Integration Patterns

Request Flow

Client Request → HTTP Server → FIFO Queue → Drive API Query → XML Generation → Response
                                    ↓
                              (Sequential Processing)

Authentication Flow

Startup → Load GOOGLE_SERVICE_ACCOUNT_KEY → Parse JSON → Create GoogleAuth Client
            ↓
Request → Check Token Expiry → Auto-Refresh (if needed) → Use Token for Drive API

Error Flow

Error Occurs → Map to HTTP Status → Set Headers (Retry-After if 429) → Return Status Code (no body)
     ↓
  Log Error (stderr) → Include context (request ID, error message)

Open Questions & Assumptions

Resolved via Clarifications (All 3 Sessions)

Authentication method → Service Account with JWT
URL format → /documents/{documentId} (RESTful)
Error response format → Status code only, no body
Rate limiting behavior → 429 with Retry-After header
Drive API 503 handling → No retries, immediate passthrough
Credentials storage → Inline JSON in env var
Logging destination → stdout/stderr only
>50k documents handling → 413 error
Fatal error handling → Crash with exit code 1
Concurrent requests → FIFO queue, sequential processing
Log format → Plain text [timestamp] [level] message
Drive query filter → Configurable in config/settings.js

Assumptions (from spec.md)

  • Service Account has domain-wide delegation if accessing user drives
  • Base URL configured correctly for production environment
  • Node.js v18+ LTS available on deployment platform
  • Network connectivity to googleapis.com available

Summary

All technical unknowns from the specification have been resolved through 3 clarification sessions (10 Q&A pairs total).
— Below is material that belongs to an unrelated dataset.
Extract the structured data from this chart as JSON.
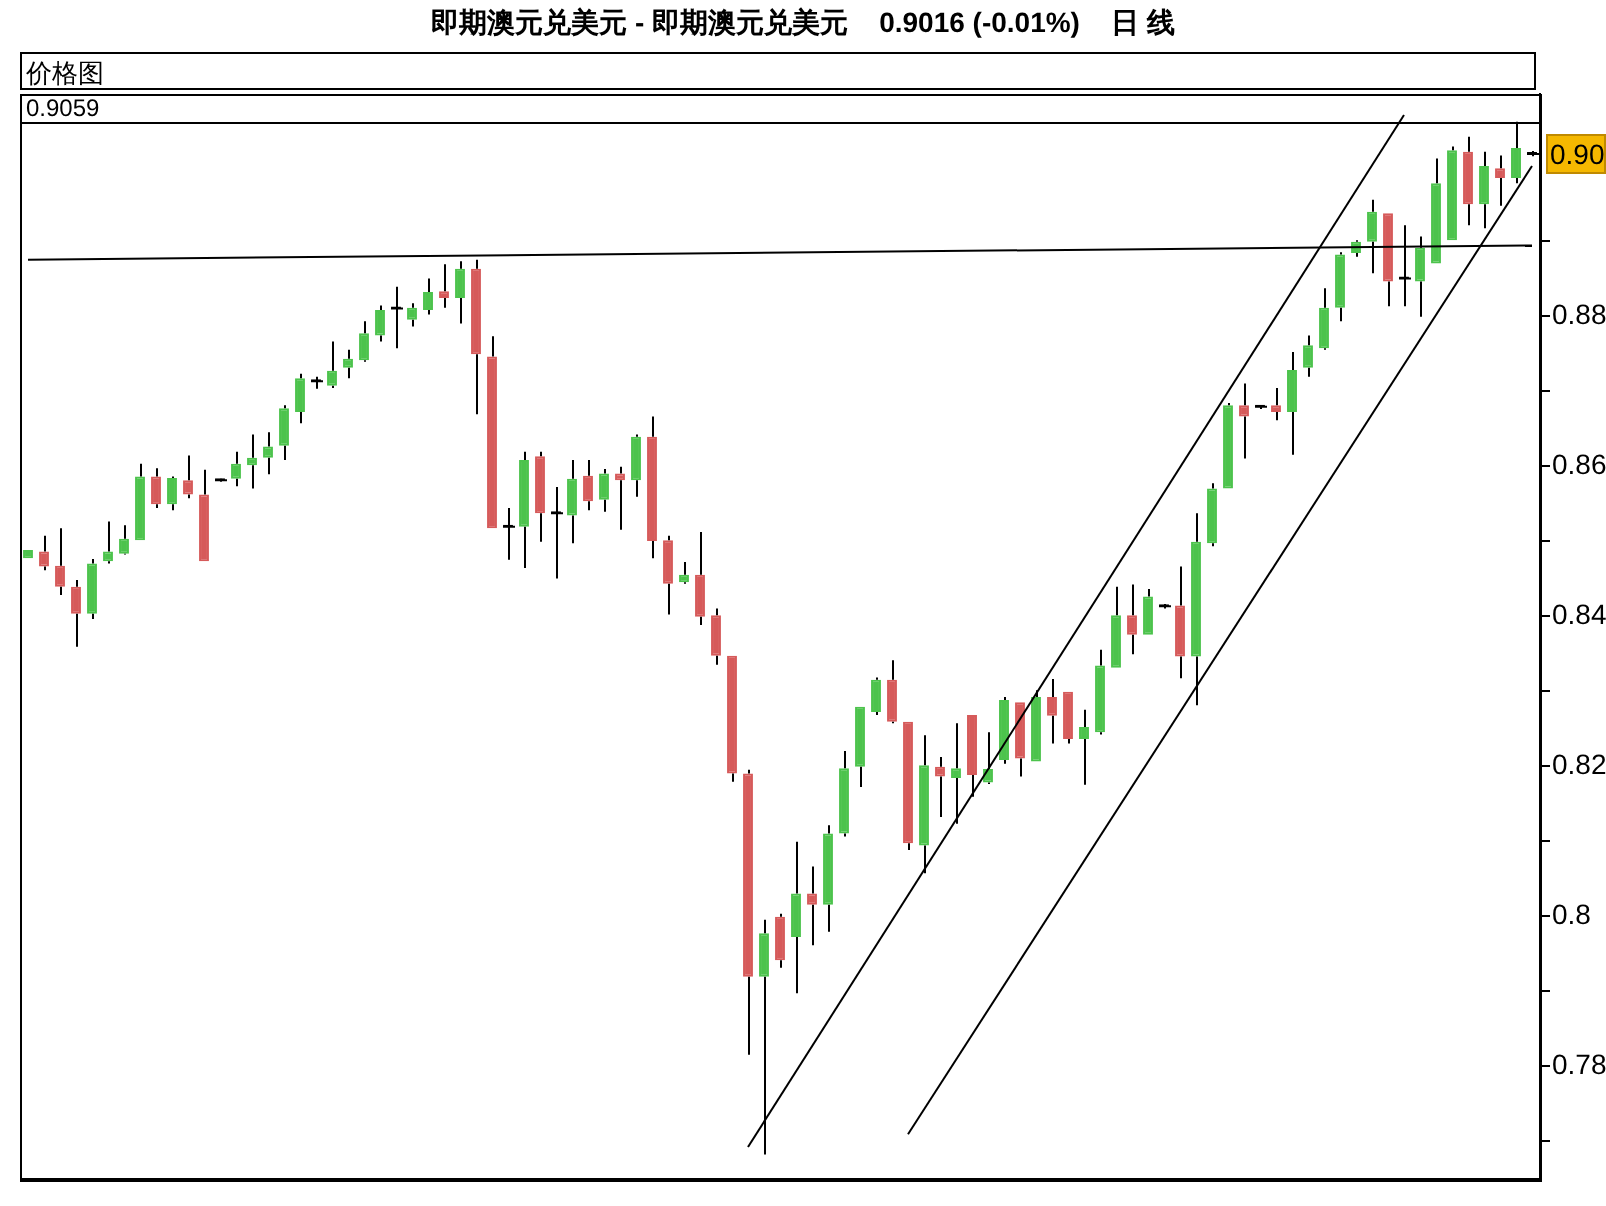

Key research findings:

  1. Authentication: googleapis SDK with Service Account JWT (load from env var)
  2. Sitemap Protocol: Enforce 50k limit, use standard XML namespace, include lastmod
  3. Concurrency: FIFO queue using Node.js EventEmitter (sequential processing)
  4. Error Handling: Status-only responses, crash on fatal errors, no retries on 503
  5. Logging: Plain text format to stdout/stderr (no files)
  6. Configuration: Split between config.js (server) and settings.js (Drive query filter)

No remaining NEEDS CLARIFICATION items - Ready to proceed to Phase 1 design.